Mr Putin called on European leaders to improve ties with his country despite the sanctions.

Speaking at Russia's top economic conference Mr Putin said the European Union should "show flexibility" and consider the interests of EU investors who want to do business with Russia.

Western leaders and company executives went to Russia's St Petersburg Economic Forum this year after a two-year break.

Mr Putin had a meeting with the CEO of Royal Dutch Shell on Thursday and other international executives, telling them that Russia is open to Western investment despite the strained ties with the West.

Mr Putin said Russia does not need a new Cold War and that the country's policy is "aimed at cooperation and search for compromise".

He criticised the West for ignoring Russia's legitimate interests. He said there is no reason for Nato's continued expansion, and noted that the US-led Nato missile defence plans pose a threat to Russia.
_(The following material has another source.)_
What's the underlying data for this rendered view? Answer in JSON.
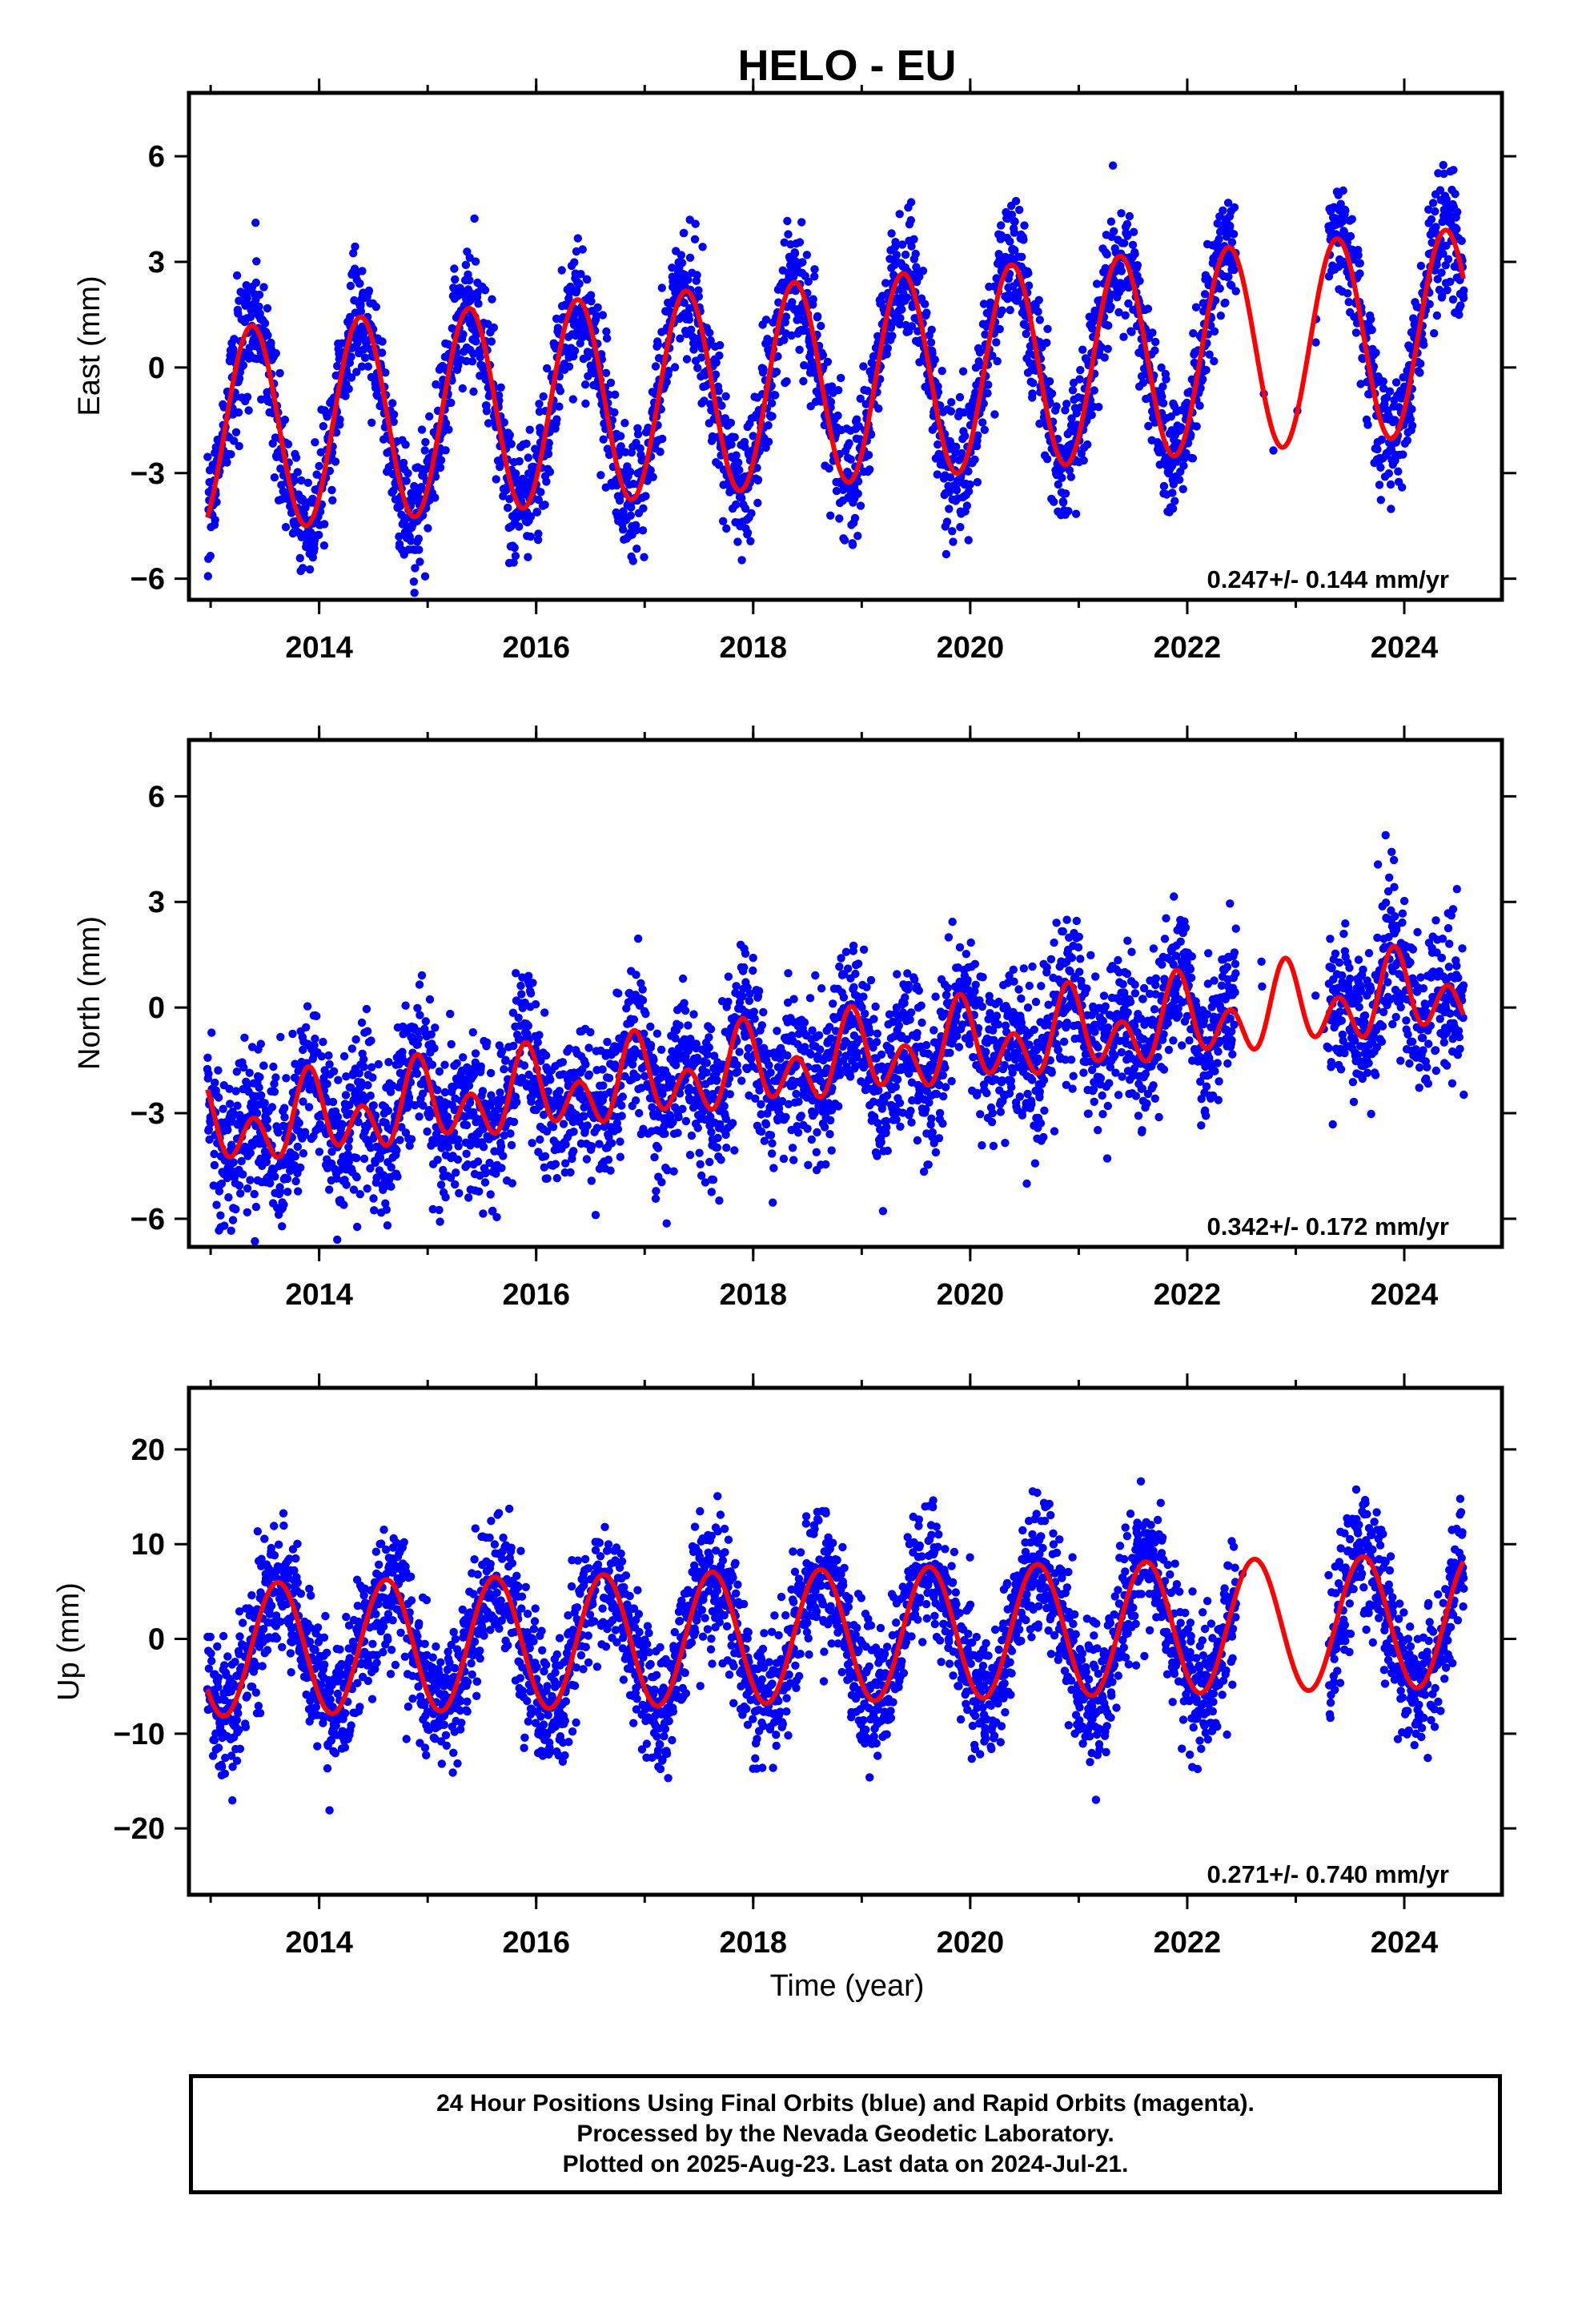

He said the missile defence programme is continuing despite the disappearance of the Iranian nuclear threat, which had been named as the main reason for it.

Mr Putin added that the Western policy of unilateral actions will undermine global stability. He called for searching for a balance of interests to strengthen international security.

He repeated his accusations that the West had been backing a forceful ousting of Ukraine's former Moscow-friendly president. He insisted that Russia's annexation of Crimea was rooted in what he described as a coup in Ukraine.